The General Good is not the same as what is good for all.

The mills of God grind slowly but they grind exceeding small.

 

Praise-God MacArthur got the dumb bum's rush from Harry Truman.

The world, said Wittgenstein, is everything that is the case.

All dragons, snakes and crocodiles fall prey to the ichneumon;

They flee in fear and trembling if they meet him face to face.

I heard it on the grapevine, Elvis Presley was a woman;

That premise granted, many other facts fall into place.

I've quite forgotten where it was I heard it or I read it.

Some stories have the ring of truth and some you'd barely credit.

 

Black holes are the invention of Professor Stephen Hawking;

The good Lord knows (and no one else) what sort of bill they fill.

Some say God's not a gambler but it's just the whisky talking;

When the devil drives the tumbrel let the cards fall where they will.

If your name is Long John Silver you must change your way of walking

Down that crowd-compelling platform where they take the Train for Ill.

There are facts and there are factoids, there is can and there is can't.

There are things you wish were true but they unfortunately aren't.

 

Why did Gustav Holst equate the horrid Jupiter with jollity--

That double dealing rapist with his lack of self-control?

Have the Ministers and Elders of the Presbyterian polity

Allotted every sin to its concordant pigeonhole?

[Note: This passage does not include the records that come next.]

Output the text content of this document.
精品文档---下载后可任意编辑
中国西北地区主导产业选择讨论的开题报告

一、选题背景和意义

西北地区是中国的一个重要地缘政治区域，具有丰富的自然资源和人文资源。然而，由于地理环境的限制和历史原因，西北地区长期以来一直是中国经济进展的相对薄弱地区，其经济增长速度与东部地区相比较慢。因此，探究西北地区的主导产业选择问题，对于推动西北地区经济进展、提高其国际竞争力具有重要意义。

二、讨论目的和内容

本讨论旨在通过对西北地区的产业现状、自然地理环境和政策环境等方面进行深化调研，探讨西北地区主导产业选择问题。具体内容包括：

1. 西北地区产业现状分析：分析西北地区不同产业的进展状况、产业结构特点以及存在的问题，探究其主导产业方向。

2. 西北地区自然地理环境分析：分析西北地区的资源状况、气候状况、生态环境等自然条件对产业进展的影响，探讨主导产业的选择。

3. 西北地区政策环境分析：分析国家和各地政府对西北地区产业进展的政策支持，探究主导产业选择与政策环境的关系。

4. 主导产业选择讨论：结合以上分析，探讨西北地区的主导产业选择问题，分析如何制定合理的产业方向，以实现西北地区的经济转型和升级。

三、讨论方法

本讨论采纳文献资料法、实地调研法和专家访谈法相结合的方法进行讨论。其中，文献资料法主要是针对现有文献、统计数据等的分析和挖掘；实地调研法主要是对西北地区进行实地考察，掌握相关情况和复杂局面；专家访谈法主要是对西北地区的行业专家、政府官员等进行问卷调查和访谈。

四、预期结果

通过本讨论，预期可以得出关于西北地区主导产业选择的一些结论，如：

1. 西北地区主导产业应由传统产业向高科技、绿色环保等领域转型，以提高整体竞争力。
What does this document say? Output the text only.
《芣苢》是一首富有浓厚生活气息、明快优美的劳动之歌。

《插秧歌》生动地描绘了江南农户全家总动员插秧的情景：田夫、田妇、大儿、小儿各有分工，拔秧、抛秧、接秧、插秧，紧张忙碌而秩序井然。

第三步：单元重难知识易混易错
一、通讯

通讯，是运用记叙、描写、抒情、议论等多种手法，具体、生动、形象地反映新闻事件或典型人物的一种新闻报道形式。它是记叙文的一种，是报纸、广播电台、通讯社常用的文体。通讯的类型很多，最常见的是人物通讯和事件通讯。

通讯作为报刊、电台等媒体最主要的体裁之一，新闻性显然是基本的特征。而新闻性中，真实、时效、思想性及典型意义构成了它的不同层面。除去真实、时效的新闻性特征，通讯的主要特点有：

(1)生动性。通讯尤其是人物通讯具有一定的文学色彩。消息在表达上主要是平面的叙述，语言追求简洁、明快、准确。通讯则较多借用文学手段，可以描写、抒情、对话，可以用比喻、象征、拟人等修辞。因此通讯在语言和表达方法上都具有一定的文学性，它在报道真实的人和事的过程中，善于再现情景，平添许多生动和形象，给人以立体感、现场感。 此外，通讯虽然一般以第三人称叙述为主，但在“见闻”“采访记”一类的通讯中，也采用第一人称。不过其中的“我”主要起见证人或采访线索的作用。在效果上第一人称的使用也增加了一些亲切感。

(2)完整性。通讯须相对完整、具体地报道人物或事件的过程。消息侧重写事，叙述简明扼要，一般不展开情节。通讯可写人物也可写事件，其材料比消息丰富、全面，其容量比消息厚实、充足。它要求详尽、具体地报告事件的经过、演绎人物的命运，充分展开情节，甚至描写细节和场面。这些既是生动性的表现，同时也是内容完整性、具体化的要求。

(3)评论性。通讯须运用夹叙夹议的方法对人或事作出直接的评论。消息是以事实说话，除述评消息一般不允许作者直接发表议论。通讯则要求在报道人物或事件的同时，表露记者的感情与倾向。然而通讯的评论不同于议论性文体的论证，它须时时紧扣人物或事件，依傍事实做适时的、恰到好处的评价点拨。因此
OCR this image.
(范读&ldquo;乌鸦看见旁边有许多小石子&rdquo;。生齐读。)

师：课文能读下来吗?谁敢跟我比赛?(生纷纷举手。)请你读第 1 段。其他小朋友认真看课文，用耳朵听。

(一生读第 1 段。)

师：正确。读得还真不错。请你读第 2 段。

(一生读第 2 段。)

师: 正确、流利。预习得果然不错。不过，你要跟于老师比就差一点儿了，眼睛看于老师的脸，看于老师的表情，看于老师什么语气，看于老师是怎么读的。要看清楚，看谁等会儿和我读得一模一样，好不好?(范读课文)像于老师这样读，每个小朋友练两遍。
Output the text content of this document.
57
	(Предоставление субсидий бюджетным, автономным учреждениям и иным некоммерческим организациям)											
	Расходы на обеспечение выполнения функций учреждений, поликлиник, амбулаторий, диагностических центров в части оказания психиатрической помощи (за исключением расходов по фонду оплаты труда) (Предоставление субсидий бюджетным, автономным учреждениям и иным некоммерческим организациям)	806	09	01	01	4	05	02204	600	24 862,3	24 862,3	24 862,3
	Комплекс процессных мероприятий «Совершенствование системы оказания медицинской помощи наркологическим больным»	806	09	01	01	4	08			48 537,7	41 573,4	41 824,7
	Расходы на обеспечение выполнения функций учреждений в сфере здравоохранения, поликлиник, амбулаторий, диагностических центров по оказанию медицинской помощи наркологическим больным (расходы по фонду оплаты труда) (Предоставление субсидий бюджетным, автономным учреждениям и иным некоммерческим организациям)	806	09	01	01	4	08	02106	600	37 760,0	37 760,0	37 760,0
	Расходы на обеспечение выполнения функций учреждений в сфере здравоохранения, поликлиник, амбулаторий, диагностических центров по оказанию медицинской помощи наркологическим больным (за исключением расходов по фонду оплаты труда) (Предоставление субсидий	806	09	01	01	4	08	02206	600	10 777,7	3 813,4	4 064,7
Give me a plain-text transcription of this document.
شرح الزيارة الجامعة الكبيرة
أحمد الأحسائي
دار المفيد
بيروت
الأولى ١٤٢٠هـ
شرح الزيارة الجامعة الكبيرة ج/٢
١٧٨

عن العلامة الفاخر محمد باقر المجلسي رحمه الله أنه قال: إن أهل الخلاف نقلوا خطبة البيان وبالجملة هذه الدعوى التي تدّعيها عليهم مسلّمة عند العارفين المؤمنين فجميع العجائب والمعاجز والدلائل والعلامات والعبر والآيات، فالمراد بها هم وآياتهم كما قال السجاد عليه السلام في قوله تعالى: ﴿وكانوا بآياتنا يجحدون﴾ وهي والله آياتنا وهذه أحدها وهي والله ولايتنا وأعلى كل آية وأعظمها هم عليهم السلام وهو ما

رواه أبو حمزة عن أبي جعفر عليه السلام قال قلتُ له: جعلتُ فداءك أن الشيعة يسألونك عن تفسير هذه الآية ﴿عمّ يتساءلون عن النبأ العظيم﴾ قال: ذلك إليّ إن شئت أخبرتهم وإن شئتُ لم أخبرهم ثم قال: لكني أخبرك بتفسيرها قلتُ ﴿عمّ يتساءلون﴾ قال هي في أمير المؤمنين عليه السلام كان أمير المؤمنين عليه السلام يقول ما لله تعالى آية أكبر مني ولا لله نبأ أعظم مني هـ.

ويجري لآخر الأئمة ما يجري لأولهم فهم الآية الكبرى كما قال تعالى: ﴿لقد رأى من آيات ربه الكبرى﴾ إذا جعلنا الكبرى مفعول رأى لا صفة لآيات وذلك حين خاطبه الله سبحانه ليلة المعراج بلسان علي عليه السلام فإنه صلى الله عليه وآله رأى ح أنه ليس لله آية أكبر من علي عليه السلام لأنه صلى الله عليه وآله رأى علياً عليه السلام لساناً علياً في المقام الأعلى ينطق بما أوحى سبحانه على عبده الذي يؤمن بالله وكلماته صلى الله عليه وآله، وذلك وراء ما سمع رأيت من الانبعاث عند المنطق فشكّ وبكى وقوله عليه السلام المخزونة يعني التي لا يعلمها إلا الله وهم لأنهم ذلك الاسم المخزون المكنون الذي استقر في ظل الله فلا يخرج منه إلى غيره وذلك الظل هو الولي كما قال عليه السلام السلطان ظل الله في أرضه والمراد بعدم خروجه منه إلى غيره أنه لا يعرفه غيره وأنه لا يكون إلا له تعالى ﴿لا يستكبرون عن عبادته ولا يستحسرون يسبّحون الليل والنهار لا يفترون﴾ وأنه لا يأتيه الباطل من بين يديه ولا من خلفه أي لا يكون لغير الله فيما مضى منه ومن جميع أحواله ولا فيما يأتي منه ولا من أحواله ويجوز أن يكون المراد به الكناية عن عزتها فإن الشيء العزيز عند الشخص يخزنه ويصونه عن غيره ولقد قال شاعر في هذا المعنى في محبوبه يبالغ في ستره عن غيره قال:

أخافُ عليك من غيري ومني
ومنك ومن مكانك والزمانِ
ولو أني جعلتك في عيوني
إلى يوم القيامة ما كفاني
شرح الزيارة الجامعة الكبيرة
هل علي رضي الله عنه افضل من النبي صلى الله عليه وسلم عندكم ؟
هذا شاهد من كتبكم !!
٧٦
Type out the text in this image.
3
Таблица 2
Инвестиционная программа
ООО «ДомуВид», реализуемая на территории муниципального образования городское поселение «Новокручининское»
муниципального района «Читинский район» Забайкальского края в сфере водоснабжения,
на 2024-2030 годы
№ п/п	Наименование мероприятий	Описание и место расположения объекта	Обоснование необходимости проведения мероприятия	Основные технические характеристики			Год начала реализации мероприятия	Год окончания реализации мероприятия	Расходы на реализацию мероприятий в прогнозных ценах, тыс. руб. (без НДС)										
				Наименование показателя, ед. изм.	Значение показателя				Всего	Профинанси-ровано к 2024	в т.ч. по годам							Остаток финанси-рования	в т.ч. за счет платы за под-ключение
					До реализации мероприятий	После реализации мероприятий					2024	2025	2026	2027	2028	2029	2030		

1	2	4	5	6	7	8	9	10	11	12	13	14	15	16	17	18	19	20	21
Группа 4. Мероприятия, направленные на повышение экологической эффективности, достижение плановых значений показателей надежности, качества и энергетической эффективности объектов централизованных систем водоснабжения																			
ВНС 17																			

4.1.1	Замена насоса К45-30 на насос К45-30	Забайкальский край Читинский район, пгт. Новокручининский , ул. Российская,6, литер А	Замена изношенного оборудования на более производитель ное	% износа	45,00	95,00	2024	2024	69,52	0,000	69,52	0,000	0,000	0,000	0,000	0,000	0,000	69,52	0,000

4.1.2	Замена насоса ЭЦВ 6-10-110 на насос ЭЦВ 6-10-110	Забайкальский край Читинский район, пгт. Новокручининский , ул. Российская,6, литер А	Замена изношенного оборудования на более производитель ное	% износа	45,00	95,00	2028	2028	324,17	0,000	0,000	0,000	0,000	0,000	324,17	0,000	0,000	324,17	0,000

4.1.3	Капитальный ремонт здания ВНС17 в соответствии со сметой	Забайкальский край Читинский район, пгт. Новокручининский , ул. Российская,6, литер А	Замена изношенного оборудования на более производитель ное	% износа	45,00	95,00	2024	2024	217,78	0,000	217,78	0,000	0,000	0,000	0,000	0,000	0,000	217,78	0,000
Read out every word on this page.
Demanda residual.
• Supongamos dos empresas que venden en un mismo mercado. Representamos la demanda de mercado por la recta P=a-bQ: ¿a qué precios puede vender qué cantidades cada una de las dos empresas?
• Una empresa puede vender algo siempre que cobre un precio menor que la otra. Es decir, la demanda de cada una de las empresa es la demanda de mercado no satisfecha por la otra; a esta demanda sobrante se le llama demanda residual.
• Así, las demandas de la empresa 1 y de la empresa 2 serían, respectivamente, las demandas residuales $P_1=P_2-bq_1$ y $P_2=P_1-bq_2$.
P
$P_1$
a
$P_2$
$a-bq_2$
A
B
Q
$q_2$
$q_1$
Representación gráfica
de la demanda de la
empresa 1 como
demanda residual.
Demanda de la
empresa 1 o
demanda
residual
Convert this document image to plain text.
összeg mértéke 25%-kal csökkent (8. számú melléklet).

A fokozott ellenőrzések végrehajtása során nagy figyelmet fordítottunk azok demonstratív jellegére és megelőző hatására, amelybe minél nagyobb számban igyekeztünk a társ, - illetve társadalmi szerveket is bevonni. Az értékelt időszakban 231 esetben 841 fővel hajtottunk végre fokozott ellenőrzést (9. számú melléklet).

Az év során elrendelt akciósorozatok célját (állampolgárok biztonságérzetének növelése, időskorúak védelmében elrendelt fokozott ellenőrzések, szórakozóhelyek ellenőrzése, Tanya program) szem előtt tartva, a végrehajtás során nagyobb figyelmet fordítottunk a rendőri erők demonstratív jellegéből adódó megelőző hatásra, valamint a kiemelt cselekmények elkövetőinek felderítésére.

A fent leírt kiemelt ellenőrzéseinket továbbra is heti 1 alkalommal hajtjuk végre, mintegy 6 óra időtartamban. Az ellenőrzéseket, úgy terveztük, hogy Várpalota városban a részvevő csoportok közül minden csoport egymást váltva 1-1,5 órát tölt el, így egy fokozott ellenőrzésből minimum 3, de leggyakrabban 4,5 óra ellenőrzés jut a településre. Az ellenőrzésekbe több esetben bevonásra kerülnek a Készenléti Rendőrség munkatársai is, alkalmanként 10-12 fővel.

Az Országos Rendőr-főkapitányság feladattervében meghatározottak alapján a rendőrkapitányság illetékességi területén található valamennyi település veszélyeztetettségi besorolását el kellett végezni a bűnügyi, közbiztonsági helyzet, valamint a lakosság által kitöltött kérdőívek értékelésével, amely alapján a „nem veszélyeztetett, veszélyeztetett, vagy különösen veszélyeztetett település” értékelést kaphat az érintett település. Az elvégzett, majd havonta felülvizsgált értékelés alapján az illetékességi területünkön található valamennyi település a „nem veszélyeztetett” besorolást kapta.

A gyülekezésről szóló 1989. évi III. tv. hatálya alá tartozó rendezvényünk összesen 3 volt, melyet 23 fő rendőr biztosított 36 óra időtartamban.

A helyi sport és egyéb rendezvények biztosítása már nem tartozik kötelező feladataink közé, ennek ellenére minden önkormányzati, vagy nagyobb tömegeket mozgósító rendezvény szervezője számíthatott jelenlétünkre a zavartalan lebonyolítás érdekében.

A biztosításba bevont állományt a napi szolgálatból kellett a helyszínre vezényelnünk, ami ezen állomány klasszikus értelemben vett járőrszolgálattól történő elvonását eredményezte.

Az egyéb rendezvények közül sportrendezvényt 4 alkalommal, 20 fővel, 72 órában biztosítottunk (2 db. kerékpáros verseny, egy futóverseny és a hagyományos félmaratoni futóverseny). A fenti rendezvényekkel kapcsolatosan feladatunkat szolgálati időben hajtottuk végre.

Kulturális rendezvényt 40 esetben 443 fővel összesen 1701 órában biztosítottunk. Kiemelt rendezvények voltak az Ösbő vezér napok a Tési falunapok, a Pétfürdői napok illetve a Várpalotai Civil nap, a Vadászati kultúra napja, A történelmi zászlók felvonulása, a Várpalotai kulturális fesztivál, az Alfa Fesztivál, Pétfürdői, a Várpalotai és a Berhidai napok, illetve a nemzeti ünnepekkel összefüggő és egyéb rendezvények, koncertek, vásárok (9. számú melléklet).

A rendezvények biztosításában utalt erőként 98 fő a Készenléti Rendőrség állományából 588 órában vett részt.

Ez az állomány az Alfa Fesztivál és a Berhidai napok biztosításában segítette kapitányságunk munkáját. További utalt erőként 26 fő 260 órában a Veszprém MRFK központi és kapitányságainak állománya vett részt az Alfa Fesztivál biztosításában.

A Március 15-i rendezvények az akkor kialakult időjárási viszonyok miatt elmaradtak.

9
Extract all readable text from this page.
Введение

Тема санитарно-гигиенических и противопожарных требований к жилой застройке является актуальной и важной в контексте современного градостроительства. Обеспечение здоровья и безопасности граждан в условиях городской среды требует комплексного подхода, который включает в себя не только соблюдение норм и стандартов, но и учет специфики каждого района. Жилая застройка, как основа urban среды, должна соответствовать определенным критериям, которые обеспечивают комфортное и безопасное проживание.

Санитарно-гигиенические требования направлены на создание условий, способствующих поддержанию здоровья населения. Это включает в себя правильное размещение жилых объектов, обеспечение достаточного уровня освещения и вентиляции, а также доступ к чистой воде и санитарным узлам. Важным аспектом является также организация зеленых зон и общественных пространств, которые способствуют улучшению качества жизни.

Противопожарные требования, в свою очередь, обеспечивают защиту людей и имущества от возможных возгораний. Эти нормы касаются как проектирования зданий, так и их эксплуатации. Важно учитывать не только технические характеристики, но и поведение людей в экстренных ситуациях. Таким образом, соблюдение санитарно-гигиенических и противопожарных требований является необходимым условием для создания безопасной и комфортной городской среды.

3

Does the world consist of monads, which, though differing in quality,

Are infinite in number and possess their share of soul?

The mover of the Cosmos is a monkey in a suit.

There's an information overload, these files do not compute.

 

You can scry it in the crystal, you can taste it in the water,

You can spell it in the tea-leaves, you can sniff it in the smoke.

Cut out this booze and buggery, invest in bricks and mortar;

A wife and child is what you need to stop you going broke.

Our life is short, the poet says, and yours is getting shorter;

Just what will you have done, my son, before you bloody croak?

The truth is as we say it is. In God we place our trust.

Don't meddle. Things could swiftly go spectacularly bust.